For each type X for which reorderable (or equivalent) is called, the following functions are generated (where X is the type name):

addSumX :: (x :>: s) => s -> s :+: x
setSumX :: (x :s) = x -> s -> s
getSumX :: (x :s) = s -> Maybe x
addProductX :: (x :~: s) => x -> s -> s :*: x
setProductX :: (x :?: s) => x -> s -> s
getProductX :: (x :?: s) => s -> x
removeProductX :: (x :?: s) => s -> s :-: x
  • * Notes on the syntax:

  • :<: Is read as "Is member of sum type".

  • :>: Is read as "Is not member of sum type".

  • :+: Is read as "Plus".

  • :?: Is read as "Is member of product type".

  • :~: Is read as "Is not member of product type".

  • :*: Is read as "Product".

  • :-: Is read as "Remove".

  • * Notes on the functions:

  • addSumX Adds the TYPE x to the given signature, and correctly re-wraps the contained data to reflect this new structure. It does not add any data in to the structure itself because only one item may exist in the structure, and that item is already there.

  • setSumX Changes what data is currently stored in the sum. For a given concrete sum type S, this can be called as: `setSumX x (undefined :: S)'. An alternative version is simply: `setSumType (undefined :: S) x', in which `X :<: S'. This is equivalent to the original inj function from `Data Types 'a la Carte', but has an explicit type proxy.

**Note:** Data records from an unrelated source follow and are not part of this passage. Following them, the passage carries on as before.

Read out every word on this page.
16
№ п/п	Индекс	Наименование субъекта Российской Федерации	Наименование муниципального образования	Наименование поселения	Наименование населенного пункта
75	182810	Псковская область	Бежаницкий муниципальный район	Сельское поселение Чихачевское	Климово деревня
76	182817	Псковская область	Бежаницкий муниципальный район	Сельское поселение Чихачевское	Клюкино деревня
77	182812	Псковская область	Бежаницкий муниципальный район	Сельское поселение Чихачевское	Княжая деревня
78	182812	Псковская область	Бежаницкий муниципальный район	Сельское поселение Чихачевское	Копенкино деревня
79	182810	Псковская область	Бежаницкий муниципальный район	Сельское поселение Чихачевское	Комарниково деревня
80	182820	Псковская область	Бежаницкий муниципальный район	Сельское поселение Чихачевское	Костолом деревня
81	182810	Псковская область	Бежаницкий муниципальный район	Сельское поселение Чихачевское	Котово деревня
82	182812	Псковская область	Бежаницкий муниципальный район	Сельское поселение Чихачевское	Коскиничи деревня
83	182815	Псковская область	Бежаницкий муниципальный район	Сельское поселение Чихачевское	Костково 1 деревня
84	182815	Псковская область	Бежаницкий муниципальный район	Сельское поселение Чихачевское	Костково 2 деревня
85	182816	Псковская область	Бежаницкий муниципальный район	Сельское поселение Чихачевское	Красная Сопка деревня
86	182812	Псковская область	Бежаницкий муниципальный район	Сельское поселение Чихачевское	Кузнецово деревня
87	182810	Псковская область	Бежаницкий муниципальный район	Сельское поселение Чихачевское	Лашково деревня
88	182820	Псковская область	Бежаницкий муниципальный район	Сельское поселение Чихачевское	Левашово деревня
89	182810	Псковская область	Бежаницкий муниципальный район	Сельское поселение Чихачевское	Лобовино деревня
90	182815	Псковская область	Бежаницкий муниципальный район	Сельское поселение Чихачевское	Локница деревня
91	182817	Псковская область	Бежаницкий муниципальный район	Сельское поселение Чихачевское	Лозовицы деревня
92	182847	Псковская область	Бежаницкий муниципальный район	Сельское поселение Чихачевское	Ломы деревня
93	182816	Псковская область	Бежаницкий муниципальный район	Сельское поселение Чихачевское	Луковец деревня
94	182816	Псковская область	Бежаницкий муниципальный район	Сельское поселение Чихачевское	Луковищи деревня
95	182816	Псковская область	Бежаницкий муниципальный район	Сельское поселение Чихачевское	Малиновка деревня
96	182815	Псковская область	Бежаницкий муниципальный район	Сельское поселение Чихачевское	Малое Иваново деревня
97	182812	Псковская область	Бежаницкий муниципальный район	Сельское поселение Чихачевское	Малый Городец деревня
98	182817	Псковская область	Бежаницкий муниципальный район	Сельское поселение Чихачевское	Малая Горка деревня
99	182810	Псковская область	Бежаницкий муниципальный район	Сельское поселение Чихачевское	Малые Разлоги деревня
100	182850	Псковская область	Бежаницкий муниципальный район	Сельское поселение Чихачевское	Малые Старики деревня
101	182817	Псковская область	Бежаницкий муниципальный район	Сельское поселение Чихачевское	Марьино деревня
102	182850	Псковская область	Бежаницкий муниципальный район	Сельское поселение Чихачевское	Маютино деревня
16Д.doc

  • getSumX Returns the data of type `Just X' IF it is the data currently being stored within the sum, otherwise it returns Nothing. This is equivalent to the original prj function from `Data Types 'a la Carte'.

  • addProductX Adds data of type X to an existing product type that does not yet contain any data of that type.

  • setProductX Sets the data of type X in a product type that already contains data of that type.

  • getProductX Gets the data of type X from a product type that contains data of that type.

  • removeProductX Removes data of type X from a product type that contains data of that type, and rewraps the resulting information to remove X from the product's type. There is no removeSumX function because the result is empty if the stored data is not of the type being removed.

  • Generators.

In addition to being able to control for which types code is generated, you can control what code is generated for them through reorderers. Note that the default code listed above is ALWAYS generated, you can currently only ADD to the generation code. The simplest way to explain this is through an example:

class ReorderableSum a
[reorderer|ReorderableSum
addSum??? :: (OutSumType without ???) => without -> AddSumType without ???
addSum??? without = addSumType without (undefined :: ???)
setSum??? :: (InSumType with ???) => ??? -> with -> with
setSum??? a b = setSumType b a
getSum??? :: (InSumType with ???) => with -> Maybe ???
getSum??? with = getSumType with (undefined :: ???)
|]

The code above is exactly the code used to generate the sum type functions documented above. The internal class names are used in place of the type operator synonyms for simplicity. ??? is used as a placeholder to be replaced by the unqualified type names from every instance of reorderable in the code. The empty class ReorderableSum is a unique name with a single type parameter, passed as the first symbol to the reorderer. An instance of this class is generated for each reorderable type, to track for which types this reorderer has already been generated (using reify). The simple reason for this is that placing the same type in two reorderableGroups will, without that check, attempt to instantiate this code twice and thus give errors.

What can be done within generators is very constrained. For one thing, the parameter a to ReorderableSum currently MUST have kind *, so any reorderable types may not have type parameters themselves (unless a new generator is written for exactly that type). Additionally, the placeholder ??? in no way accounts for complex names - it is purely a text-based replacement, so trying to create a reorderable ``Maybe Int'' type will result in the illegal:

addSumMaybe Int :: ...

Finally, this code is processed with "haskell-src-meta", and so any code must be parsable with that code. One lifting of this restriction is that reorderers may additionally contain type family declarations, which are by default not supported by that library (despite having issued a pull request many months ago).